HOW LONG had we been in mud? Only six days? We were up to our asses in mud. It was turning evening and the rain would be coming soon to make more mud. It was nearly knee deep in this ravine. The hills were slick and slimy, the air was heavy and putrid with the smell of dead Japs. You could smell one a mile away. The whiskerino contest was off to a good start, only you couldn’t see the whiskers for the mud. Mud caked in so thick on the face and body and the fast-rotting dungarees that it not only seemed the uniform of the day but our very flesh covering.
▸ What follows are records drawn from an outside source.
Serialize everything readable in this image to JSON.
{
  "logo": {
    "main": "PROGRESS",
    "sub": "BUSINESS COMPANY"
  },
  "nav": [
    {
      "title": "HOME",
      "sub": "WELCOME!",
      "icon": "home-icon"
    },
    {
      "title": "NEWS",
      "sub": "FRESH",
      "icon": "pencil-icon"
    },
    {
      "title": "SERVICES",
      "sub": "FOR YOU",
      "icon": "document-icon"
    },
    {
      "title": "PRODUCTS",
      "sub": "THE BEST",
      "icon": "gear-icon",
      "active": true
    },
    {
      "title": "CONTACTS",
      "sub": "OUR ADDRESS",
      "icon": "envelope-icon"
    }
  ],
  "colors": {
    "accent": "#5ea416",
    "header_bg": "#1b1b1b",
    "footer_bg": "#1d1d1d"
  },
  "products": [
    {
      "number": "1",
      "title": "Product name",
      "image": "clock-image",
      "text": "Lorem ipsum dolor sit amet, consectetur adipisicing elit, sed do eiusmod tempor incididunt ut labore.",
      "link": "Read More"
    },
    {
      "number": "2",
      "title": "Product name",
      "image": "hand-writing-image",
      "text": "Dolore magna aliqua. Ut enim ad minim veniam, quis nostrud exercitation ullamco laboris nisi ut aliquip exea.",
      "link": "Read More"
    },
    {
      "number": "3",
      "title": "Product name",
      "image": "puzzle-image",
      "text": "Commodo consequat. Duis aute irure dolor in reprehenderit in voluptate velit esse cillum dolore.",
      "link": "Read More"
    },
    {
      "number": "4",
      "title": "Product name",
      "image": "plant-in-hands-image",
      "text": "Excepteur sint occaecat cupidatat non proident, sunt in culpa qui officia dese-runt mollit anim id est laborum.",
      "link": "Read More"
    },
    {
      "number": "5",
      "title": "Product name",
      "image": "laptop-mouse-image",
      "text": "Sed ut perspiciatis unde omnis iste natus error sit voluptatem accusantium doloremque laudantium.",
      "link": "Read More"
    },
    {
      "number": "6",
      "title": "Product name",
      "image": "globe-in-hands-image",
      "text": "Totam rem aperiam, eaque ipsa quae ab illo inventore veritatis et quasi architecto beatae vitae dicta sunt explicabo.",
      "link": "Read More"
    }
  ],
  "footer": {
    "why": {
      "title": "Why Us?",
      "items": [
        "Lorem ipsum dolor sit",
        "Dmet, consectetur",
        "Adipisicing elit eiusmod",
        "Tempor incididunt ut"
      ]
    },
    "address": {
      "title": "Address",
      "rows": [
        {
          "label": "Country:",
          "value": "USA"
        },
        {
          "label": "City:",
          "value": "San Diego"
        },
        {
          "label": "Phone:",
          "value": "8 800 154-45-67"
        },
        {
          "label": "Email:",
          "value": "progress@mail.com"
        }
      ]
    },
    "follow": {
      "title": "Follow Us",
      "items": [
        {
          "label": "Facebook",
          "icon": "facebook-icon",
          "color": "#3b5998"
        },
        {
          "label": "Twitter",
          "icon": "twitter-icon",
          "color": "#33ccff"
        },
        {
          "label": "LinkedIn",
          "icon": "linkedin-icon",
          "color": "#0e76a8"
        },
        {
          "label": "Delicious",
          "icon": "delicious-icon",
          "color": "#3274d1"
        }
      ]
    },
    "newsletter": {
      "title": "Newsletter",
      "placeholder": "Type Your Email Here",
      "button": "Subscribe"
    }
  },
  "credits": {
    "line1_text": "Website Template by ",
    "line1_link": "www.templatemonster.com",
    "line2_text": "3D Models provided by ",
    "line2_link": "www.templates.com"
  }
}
The drive had been slow, radio operation almost nil. We only used one set, a TBX, to Regiment. Regiment’s code was Topeka; we were Topeka White. Due to the snail’s pace and the terrain, telephone squad carried most of the load in keeping communications. My boys were used as pack mules. They assisted the telephone men when needed. Mostly, they made several trips a day to the beach supply dump, over glassy ridges, two miles to the coast. Back again in blistering sun, carrying five-gallon cans of water, dragged with curses back to the CP. It was a lifeline. They packed heavy boxes of ammunition, C-ration, D-ration, the chocolate candy bars that tasted like Ex-Lax but held enough vitamins to sustain a man for a day. They walked, limped, and crawled the tortuous miles back and forth to the dump like a line of ants, worn and beaten but coming back again for another load.

At darkness they’d crawl in holes in the mud to sleep until their round of guard duty—attempt to sleep with swarms of bugs all around, and the hated anopheles zinging down and biting into the flesh. And even as the mosquitoes bit and sucked blood, the Marines couldn’t raise a dead-tired arm to slap them off.

We hadn’t seen a Jap, not a live one. Only the dead with their terrible stench. The riflemen left them there for us to bunk with. But live ones were there. You could feel them all about, peeking at you from the treetops…from the brush…watching your every move.

In the hole at night you’d huddle next to your mate to stop the shakes. Getting malaria? Hell no, just shaking wet and the mud sliding around in your boondockers.